The Kurara × Kana color mixing I was bracing for never appeared. What appeared instead was the low-rate bleed of Kei’s design into Kurara’s solo shots — co-occurrence leaking from the multi data in the opposite direction. Four-person prompts mixed when unspecified, as predicted, but full specification carried them to 6/6 one-shot. Proportions were solved on the data side, and the imprint kept tightening with epochs (95 leggy → 108 compact).
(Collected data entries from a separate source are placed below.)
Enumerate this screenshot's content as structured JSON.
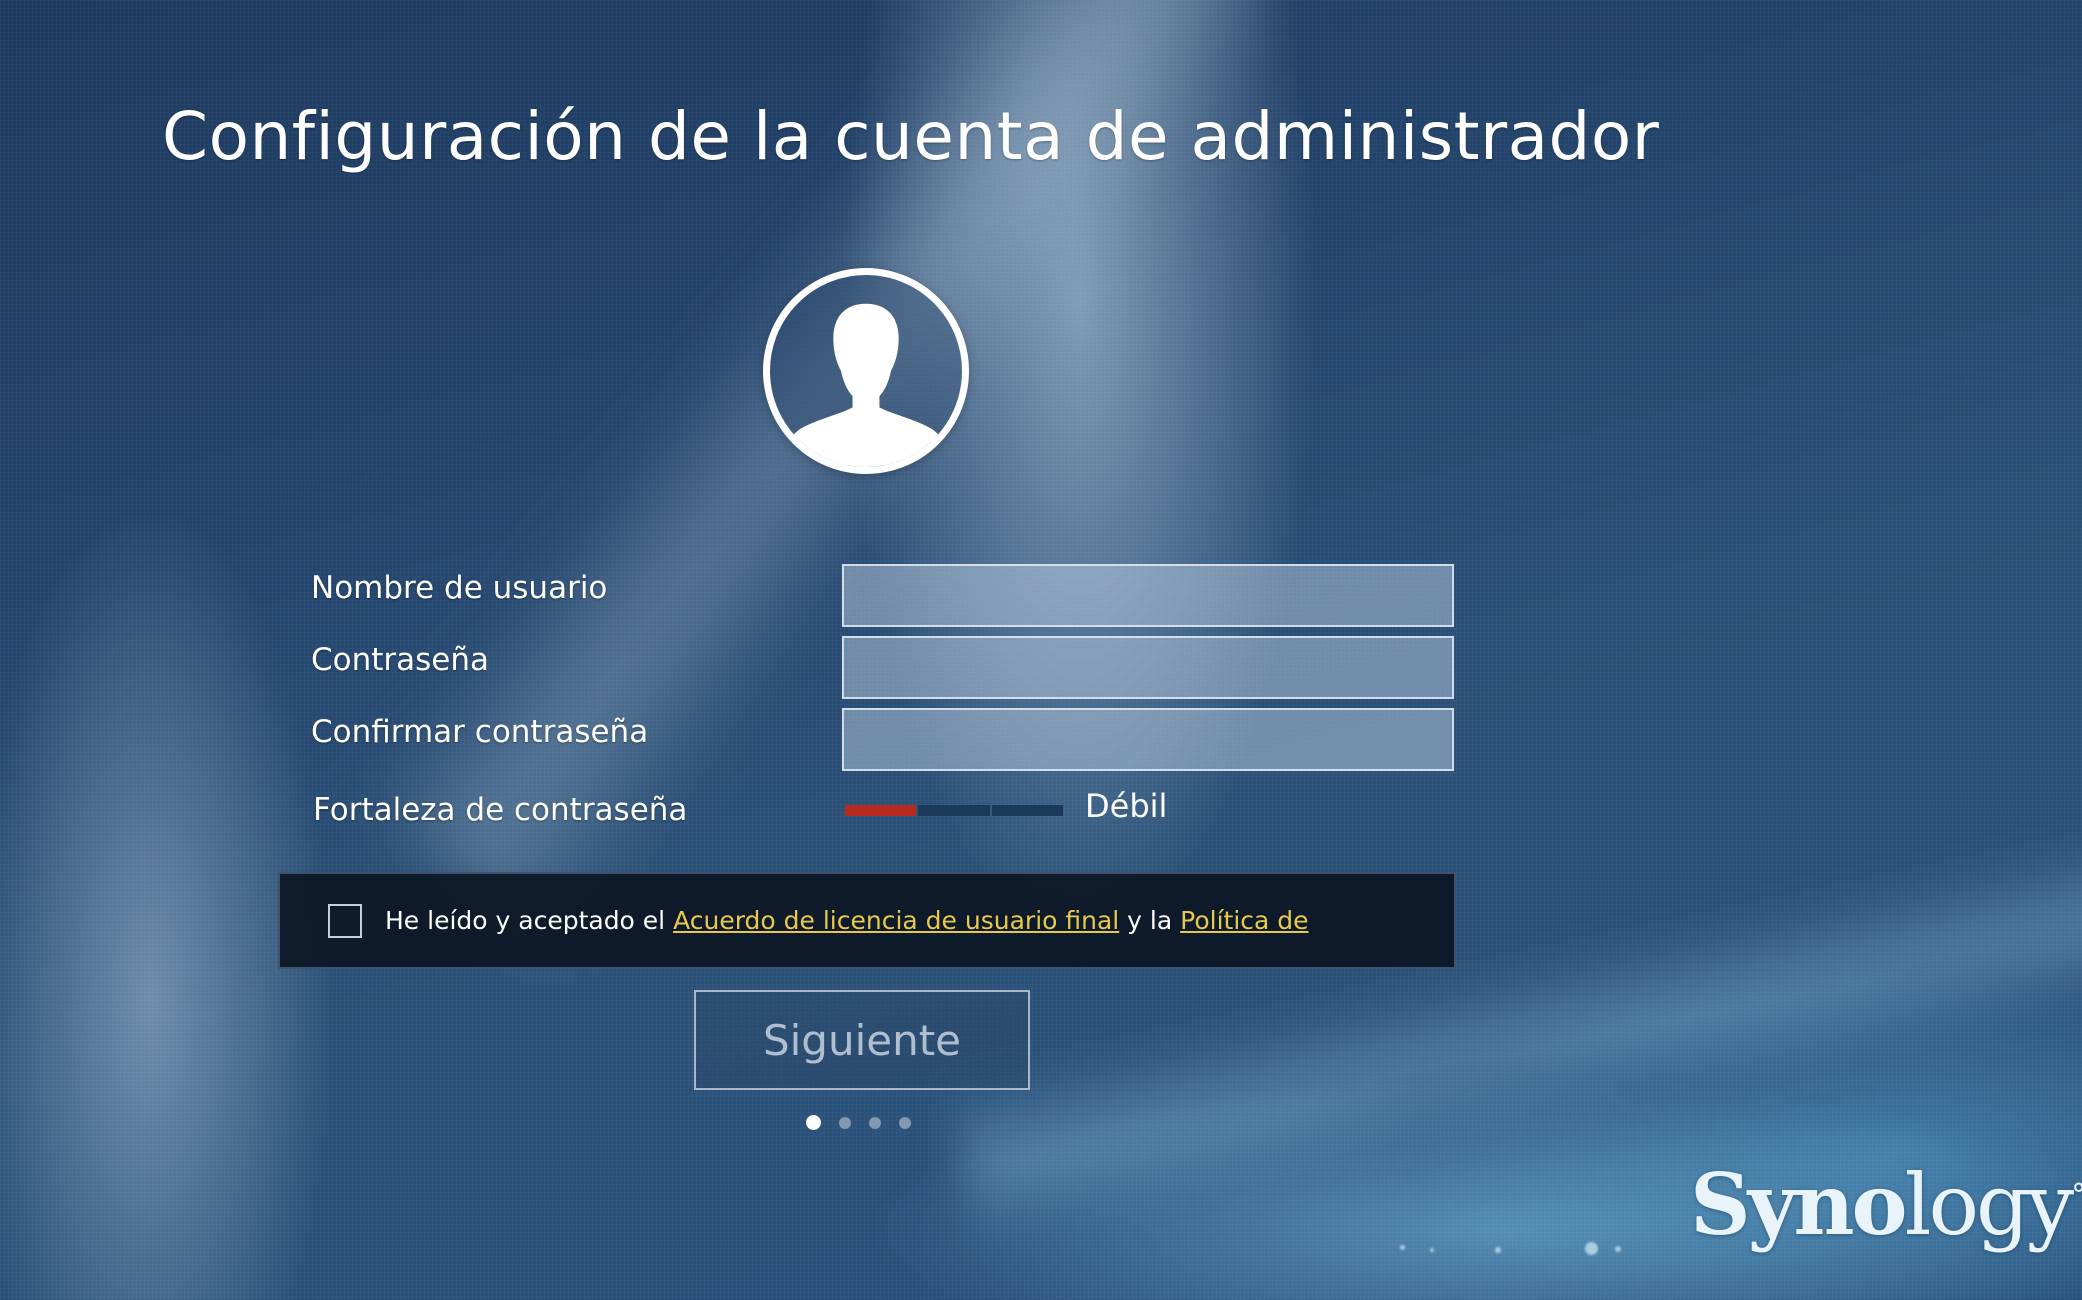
{
  "page": {
    "title": "Configuración de la cuenta de administrador"
  },
  "form": {
    "username": {
      "label": "Nombre de usuario",
      "value": ""
    },
    "password": {
      "label": "Contraseña",
      "value": ""
    },
    "confirm_password": {
      "label": "Confirmar contraseña",
      "value": ""
    },
    "strength": {
      "label": "Fortaleza de contraseña",
      "text": "Débil",
      "level": 1,
      "max_level": 3,
      "color": "#b52a1c"
    }
  },
  "agreement": {
    "checked": false,
    "prefix": "He leído y aceptado el ",
    "eula_link": "Acuerdo de licencia de usuario final",
    "middle": " y la ",
    "privacy_link": "Política de",
    "link_color": "#e6c94d"
  },
  "actions": {
    "next_label": "Siguiente"
  },
  "steps": {
    "current": 1,
    "total": 4
  },
  "brand": {
    "logo_text_bold": "Syno",
    "logo_text_light": "logy",
    "logo_mark": "°"
  },
  "icons": {
    "avatar": "user-silhouette-icon"
  }
}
518 images, rank256, about 21.5 hours, $16. Because the data, training config, and judgment prompts carried over from the three-character era, most of the time went not into the training itself but into deciding where to stop and sorting spec from defect.
By the way, about the hero image: the faces look slightly softer to me than they did with three characters.
On how many characters Anima can put in one image — I once saw a post claiming ten, but that almost certainly wasn’t a one-shot; it would have taken repeated rolls, and surely not with a LoRA like this one on top. I have no intention of pouring enough LoRA work into a ten-character model, but I do want a look at five, so if I find the time I’ll try five as a last step. My guess is that four or five is the ceiling for keeping everyone’s design intact in a single frame.